The church building also has adult Sunday School space available that the presbytery can use as a conference room when gatherings are able to be held in-person once the coronavirus pandemic subsides.

When Washington Presbytery knew it would be moving, it announced in its weekly newsletter that it was looking for a place to move. The presbytery received several emails and phone calls from its churches, but the close proximity of Emmanuel Church made that option the best fit.

“I heard from a half-dozen congregations who were glad or willing and some who just said we’re not a good fit because we’re out on the edge of the presbytery but we’re glad that you’re doing it,” Craig recalled. “It gave the presbytery’s congregations a sense of ownership.”

The presbytery had occupied the building since 1960, but things have greatly changed since then. In the 1990s, the Presbytery Center was not only home to its staff but also a regional office for the area’s Presbyterian Foundation representative. The resource center was also large at that time with its own dedicated staff person, but by 2015 that person was no longer employed, and the center was closed.

“Bi-monthly, the Presbyterian Women’s Coordinating Committee met, and monthly the Board of Trustees and Committee on Ministry met,” Craig said. “We didn’t have much regular traffic at all. The guy that mowed the lawn was there more often than most.”

Not only is the relocation a downsizing move but also a cost-cutting one. Craig estimated that by moving to Emmanuel Church the presbytery will save more than $7,000 a year in operating expenses.

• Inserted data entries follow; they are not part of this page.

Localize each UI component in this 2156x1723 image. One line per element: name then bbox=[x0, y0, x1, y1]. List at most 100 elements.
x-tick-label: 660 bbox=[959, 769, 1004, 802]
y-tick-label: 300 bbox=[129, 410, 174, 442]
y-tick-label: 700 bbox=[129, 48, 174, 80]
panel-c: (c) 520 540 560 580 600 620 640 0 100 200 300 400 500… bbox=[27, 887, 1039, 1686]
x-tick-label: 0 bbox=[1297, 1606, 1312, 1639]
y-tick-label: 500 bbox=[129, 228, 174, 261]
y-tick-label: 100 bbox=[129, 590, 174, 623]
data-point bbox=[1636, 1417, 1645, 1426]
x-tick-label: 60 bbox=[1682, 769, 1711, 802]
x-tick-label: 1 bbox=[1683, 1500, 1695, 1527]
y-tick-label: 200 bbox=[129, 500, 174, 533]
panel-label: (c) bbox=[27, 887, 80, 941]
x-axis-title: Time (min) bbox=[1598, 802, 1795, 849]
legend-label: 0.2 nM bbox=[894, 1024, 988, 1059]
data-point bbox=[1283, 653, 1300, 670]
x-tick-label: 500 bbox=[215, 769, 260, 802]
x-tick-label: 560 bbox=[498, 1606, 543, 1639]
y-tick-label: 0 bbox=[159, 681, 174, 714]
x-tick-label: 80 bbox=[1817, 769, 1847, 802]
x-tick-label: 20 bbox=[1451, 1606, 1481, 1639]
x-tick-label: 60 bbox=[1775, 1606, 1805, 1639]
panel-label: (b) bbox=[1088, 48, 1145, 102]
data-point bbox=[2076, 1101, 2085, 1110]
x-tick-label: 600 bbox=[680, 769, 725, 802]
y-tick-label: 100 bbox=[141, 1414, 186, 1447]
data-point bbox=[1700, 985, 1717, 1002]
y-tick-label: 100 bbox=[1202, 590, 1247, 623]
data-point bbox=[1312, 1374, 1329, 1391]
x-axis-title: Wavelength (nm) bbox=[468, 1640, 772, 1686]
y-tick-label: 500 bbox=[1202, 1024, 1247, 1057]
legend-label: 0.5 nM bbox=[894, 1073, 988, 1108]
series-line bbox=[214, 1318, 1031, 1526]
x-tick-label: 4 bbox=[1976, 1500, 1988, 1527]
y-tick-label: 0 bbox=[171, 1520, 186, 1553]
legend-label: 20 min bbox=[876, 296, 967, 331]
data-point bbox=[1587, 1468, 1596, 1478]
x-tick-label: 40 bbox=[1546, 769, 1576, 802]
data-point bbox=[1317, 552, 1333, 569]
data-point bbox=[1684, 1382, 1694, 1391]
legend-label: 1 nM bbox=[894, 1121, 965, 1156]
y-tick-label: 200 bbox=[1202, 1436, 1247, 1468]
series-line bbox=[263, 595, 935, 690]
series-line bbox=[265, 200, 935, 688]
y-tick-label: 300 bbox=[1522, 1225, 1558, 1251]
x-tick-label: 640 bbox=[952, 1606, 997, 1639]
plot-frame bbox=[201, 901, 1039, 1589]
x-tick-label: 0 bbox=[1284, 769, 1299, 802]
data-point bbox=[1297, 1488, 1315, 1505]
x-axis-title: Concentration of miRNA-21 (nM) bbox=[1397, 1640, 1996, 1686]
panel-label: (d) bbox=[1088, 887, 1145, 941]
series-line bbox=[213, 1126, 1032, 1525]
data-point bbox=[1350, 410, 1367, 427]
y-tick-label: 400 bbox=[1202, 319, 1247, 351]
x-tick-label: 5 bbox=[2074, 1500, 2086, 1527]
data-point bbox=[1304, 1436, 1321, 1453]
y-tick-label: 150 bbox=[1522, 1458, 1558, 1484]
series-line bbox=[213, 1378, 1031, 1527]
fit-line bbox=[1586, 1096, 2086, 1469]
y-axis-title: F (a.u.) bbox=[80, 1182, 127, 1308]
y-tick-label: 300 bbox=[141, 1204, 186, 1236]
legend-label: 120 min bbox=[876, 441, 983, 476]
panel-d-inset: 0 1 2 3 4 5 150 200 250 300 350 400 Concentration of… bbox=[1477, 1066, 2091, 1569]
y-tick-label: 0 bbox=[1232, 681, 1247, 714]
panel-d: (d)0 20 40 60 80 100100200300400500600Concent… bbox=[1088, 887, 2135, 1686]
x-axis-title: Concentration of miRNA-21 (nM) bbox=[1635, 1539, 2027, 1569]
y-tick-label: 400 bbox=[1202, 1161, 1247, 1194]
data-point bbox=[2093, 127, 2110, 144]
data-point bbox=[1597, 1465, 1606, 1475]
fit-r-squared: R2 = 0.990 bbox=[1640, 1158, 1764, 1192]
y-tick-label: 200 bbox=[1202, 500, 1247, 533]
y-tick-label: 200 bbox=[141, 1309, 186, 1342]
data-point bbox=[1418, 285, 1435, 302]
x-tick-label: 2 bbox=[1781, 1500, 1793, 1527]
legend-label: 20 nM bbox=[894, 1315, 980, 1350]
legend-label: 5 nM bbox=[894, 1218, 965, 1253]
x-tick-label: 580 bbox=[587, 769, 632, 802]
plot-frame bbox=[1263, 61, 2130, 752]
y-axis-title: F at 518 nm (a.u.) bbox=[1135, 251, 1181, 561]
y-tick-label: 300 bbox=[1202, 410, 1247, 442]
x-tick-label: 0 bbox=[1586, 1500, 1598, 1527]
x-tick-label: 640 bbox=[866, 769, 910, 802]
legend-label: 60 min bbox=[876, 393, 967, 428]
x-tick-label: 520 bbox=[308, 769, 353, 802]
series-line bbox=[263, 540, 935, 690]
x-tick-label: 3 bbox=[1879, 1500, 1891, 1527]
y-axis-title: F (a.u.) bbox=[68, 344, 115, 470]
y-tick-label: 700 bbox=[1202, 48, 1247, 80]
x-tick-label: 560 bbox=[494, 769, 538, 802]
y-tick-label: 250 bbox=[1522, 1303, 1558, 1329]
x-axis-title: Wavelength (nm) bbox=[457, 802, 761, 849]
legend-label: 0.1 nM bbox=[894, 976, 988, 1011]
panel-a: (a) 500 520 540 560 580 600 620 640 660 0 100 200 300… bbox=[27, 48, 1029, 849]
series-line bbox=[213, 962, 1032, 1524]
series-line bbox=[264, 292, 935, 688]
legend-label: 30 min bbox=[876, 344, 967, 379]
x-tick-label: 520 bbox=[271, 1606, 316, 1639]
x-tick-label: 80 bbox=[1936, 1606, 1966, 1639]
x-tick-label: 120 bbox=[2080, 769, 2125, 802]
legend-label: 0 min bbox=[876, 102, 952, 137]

“It will help stabilize the presbytery’s financial base,” Craig said.

The town of Eighty Four (the home of 84 Lumber’s company headquarters) is a central location for the presbytery, which includes both Washington and Greene Counties. As the late Rev. Dr. Nat Roe told it, lines were drawn on a map in the 1950s to find the middle point of the presbytery, and those lines intersected near Eighty Four. The town’s location near Interstate-70 makes it convenient for those making the trip to the presbytery offices.

Despite moving during a pandemic, which in some ways has helped the transition go smoother than expected because of a lack of interruptions and other distractions that would normally occur, the change in location has not only been a needed one but also a seamless one.

“It’s probably not for every presbytery,” Craig said. “There are probably those presbyteries where there’s a mentality that the building is the presbytery. We were surprised how thorough-going across Washington Presbytery the support was.”

“Now that we’re all settled in, it’s a win-win,” Nancy added. “I know that it’s a good move. I’m sure the Lord’s hand was in this.”